Note: The goal here is to have your heart prepared for the demands of riding your bike!
Now the graph is a great tool but in my opinion using your average riding heart rate and matching it to your work out hear rate is the best practice.
Note: The graph is just a starting point. The riding is the target point!
Everybody is different so try and track your heart rate levels and then compare them with the results you are having on the bike. Some riders have better results running slightly lower heart rates the week before the event and then pushing their heart rates higher the week after the event. My personal results were always better pushing my heart rate levels higher the week leading up to the event and then toning it down a bit the week after the event. Try experiment with both ways to see what works best for you!
Now, if you have races every weekend it gets a little more difficult. If that the case, I would keep my heart rate levels up high for 2-3 days, and lower 1 day.
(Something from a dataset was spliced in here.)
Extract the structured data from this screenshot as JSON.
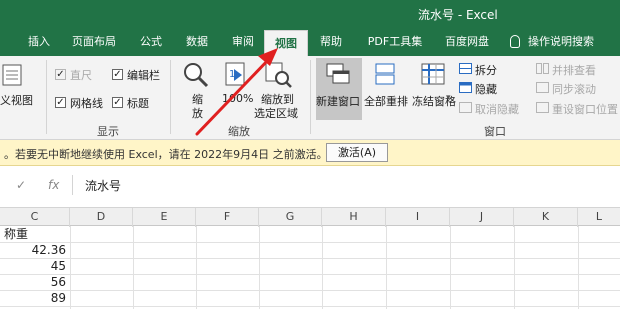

In closing remember that each person is different! It took years to figure out the system that worked best for me so continue to listen to your body. It’s better for you to have a good quality workout than to go workout when you are tired and have a lackluster performance. Always practice quality over quantity and I promise that the hard work you put in during the week will give you the best results on the weekend!
Good luck on your pursuit to becoming a stronger and fitter rider. When you work at it and get into good shape it makes riding the bike a lot more enjoyable and safer!
Have a great day… I look forward to seeing you at the races!